Using Multiwavelength Observations of Short GRBs to Constrain Their Progenitors
2012-03-14T14:38:23Z (GMT) by
Short gamma-ray bursts (SGRBs) are extremely bright flashes of gamma-rays, lasting less than 2 s, originating from beyond the Milky Way but their progenitors remain unknown. The most popular progenitor theory involves the merger of two compact objects, either two neutron stars (NSs) or a NS and a black hole (BH), which then collapse to form a BH. A small proportion of SGRBs may instead be giant flares from extragalactic soft gamma-ray repeaters (SGRs) in nearby galaxies. The aim of this Thesis is to place constraints on the progenitors of SGRBs using multiwavelength observational data. The extragalactic SGR giant flare theory is tested by considering the properties of three candidate SGRBs which may have occurred in nearby host galaxies. It is likely that only one of the three was an extragalactic SGR giant flare and, although they are all shown to be consistent with this progenitor, GRB 070201 is most convincing candidate. Afterglow predictions are made for future candidates.
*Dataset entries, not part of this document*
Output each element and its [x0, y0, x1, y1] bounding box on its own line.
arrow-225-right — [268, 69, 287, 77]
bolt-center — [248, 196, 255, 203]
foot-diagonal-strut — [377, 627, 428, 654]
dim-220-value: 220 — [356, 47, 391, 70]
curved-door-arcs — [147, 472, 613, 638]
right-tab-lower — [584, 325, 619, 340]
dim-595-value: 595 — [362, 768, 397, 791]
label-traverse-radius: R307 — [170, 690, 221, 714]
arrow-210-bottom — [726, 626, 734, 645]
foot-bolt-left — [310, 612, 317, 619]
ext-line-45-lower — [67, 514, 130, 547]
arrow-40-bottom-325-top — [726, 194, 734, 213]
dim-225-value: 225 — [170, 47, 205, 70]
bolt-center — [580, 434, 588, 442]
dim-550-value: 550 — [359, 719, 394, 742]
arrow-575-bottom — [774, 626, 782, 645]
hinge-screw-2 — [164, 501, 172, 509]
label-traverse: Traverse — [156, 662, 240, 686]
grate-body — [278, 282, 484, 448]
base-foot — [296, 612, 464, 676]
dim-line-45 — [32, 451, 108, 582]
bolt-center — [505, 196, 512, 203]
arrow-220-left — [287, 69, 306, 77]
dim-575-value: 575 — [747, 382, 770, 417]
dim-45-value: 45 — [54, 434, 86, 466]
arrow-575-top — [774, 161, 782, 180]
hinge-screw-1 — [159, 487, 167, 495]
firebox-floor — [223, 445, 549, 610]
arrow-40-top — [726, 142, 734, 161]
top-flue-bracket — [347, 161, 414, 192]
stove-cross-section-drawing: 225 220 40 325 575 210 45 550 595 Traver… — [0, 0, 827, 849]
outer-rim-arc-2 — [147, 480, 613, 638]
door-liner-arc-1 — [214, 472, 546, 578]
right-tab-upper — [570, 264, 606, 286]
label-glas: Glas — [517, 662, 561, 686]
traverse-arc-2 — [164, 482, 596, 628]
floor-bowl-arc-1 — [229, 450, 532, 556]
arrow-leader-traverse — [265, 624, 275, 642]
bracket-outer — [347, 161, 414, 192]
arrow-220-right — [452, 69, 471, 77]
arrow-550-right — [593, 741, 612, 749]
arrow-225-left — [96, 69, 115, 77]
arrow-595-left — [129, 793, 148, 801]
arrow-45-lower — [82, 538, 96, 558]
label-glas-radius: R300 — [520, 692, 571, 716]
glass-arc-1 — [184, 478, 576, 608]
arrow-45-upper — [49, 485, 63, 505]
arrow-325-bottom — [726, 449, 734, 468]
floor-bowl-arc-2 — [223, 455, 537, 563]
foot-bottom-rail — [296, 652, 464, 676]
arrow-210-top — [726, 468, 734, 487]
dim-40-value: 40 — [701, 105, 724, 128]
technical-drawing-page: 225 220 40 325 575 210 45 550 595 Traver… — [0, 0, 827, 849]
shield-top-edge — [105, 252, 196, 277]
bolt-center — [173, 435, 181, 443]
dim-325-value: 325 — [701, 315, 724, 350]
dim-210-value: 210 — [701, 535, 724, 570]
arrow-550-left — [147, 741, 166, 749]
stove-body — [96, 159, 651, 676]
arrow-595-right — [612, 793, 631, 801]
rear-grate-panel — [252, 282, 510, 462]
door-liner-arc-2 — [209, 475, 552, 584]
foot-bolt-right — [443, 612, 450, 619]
Following on from the giant flare candidates, more typical SGRBs are considered. GRB 080905A is the nearest confirmed SGRB, occurring offset from a spiral galaxy at z∼0.12 which is studied using spatially resolved spectroscopy. The properties of GRB 080905A are shown to be consistent with a compact binary merger. GRB 090515 was a SGRB with an extremely unusual bright X-ray plateau and extremely steep decay phase. However, the prompt and late time properties are consistent with typical SGRBs. The plateau is explained by an unstable magnetar, formed during the SGRB, which collapses to form a BH within a few hundred seconds. The magnetar is suggested to be formed via the merger of two NSs. Many Swift SGRBs are shown to have evidence of energy injection within their X-ray lightcurves and 44–76% are consistent with forming a magnetar.